Bogs are created where there are areas of surplus water. Here rain must fall more quickly than it can evaporate. This is primarily the case in cooler regions. Hence bogs can occur throughout the world, but particularly in the rainy regions of the northern part of the globe and in tropical areas. There are around 4,000,000 km2 of bog areas, of which around 80% are still in a quasi-natural state. That said, around 30% of the carbon dioxide in the earth is stored in this 3% of the Earth’s surface. These natural bogs primarily lie in the uninhabited regions of Russia and Canada. In more highly inhabited regions scarcely any bogs have been left intact. Most of all peat extraction and the drying up of boggy areas to turn them into agricultural land is reducing the total area of bogs. The transformed areas release three gigatons of CO2 per year. Hence a mere 0.6% of the surface of the land is responsible for 10% of all the CO2-emissions produced by human beings.
Bogs in Europe
Europe once contained 282,000 km2 of bogs. Nowadays only around 1.500 km2 of this remain in its original state.
Areas of bog are dried out and fertilised for agricultural and forestry purposes. They therefore release a disproportionate amount of CO2. As far as CO2 emissions are concerned Europe lies in second place behind Indonesia and before Russia and Canada, which have considerably larger areas of bogs.
Bogs in Germany
Germany has around 15,000 km2 of bog areas.

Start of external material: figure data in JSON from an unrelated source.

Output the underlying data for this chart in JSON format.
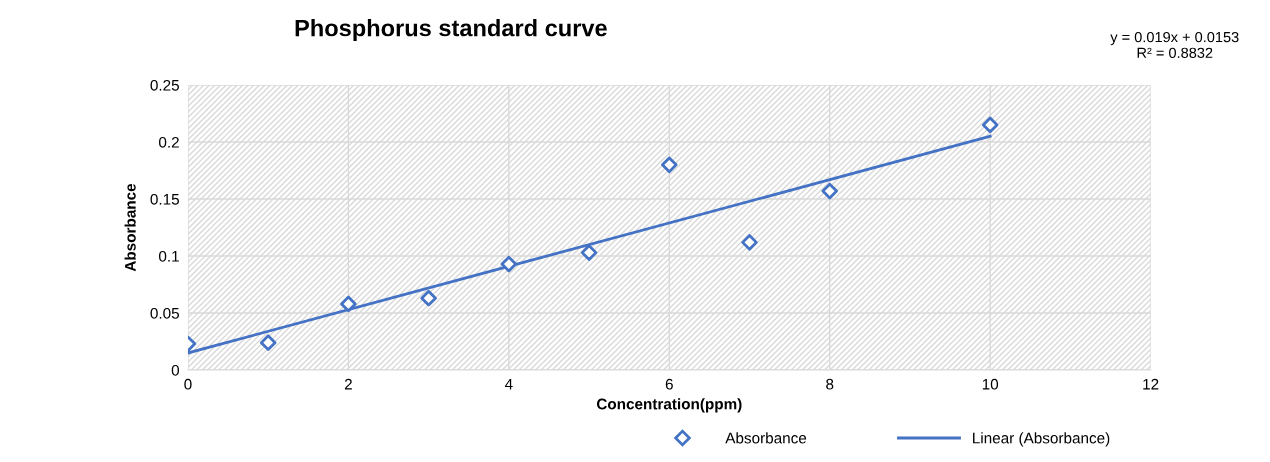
{
  "chart_data": {
    "type": "scatter",
    "title": "Phosphorus standard curve",
    "xlabel": "Concentration(ppm)",
    "ylabel": "Absorbance",
    "annotations": [
      "y = 0.019x + 0.0153\nR² = 0.8832"
    ],
    "series": [
      {
        "name": "Absorbance",
        "color": "#4472c4",
        "marker": "diamond",
        "x": [
          0,
          1,
          2,
          3,
          4,
          5,
          6,
          7,
          8,
          10
        ],
        "values": [
          0.023,
          0.024,
          0.058,
          0.063,
          0.093,
          0.103,
          0.18,
          0.112,
          0.157,
          0.215
        ]
      },
      {
        "name": "Linear (Absorbance)",
        "type": "line",
        "color": "#4472c4",
        "line_style": "solid",
        "x": [
          0,
          10
        ],
        "values": [
          0.015,
          0.205
        ]
      }
    ],
    "xlim": [
      0,
      12
    ],
    "xticks": [
      0,
      2,
      4,
      6,
      8,
      10,
      12
    ],
    "ylim": [
      0,
      0.25
    ],
    "yticks": [
      0,
      0.05,
      0.1,
      0.15,
      0.2,
      0.25
    ],
    "grid": true,
    "legend": "bottom"
  }
}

The majority of these can be found in rainy coastal areas, in alpine uplands and in the top sections of highlands. 95% of these areas have been dried out for agricultural and forestry purposes. The CO2 that has been released from these measures makes up a good 5% of German greenhouse gas emissions. This means that dried-out bogs are the largest source of greenhouse gas outside the energy sector.
Bogs in the Baltic area
Despite increasing political awareness that bogs have to be protected, there is still a high demand for cheap garden earth, of which increasingly larger amounts are being purchased in the Baltic area. This means that, from our point of view, bog destruction is moving eastwards. Large areas of mechanical bog extraction for fuel peat, fertiliser peat and plant substrates can be clearly identified on satellite pictures.
Bogs in Indonesia
Indonesiahas the third-largest area of bogs in the world. Rich rainforests grow on them and they are the home of orang-utans, Sumatra Tigers and a huge amount of other flora and fauna.
But the bogs of Indonesia are rapidly disappearing on account of the construction of oil palm plantations. Hence gigantic reservoirs of water and carbon are being destroyed.
Palm oil is now the most important vegetable oil in the world. It is the raw material for organic diesel and can be found in almost every second product in supermarkets.
Bogs in Russia
Widespread forest fires are continually occurring in Russia and these also set fire to dried-up bogs. When peat is burnt millions of tonnes of CO2 are released within a short period of time. In addition this produces huge amounts of fine dust that further enforce the greenhouse effect in the atmosphere.
The fires occur during unusually hot summers in bogs that are usually left untended after they have been dried up and dug out industrially. Once peat catches fire it is very difficult to quench, because it also burns beneath the ground and this can create glow nests. This is a further important reason to re-wet bogs after they have been exploited for industrial purposes, and restore them to as quasi-natural a state as possible.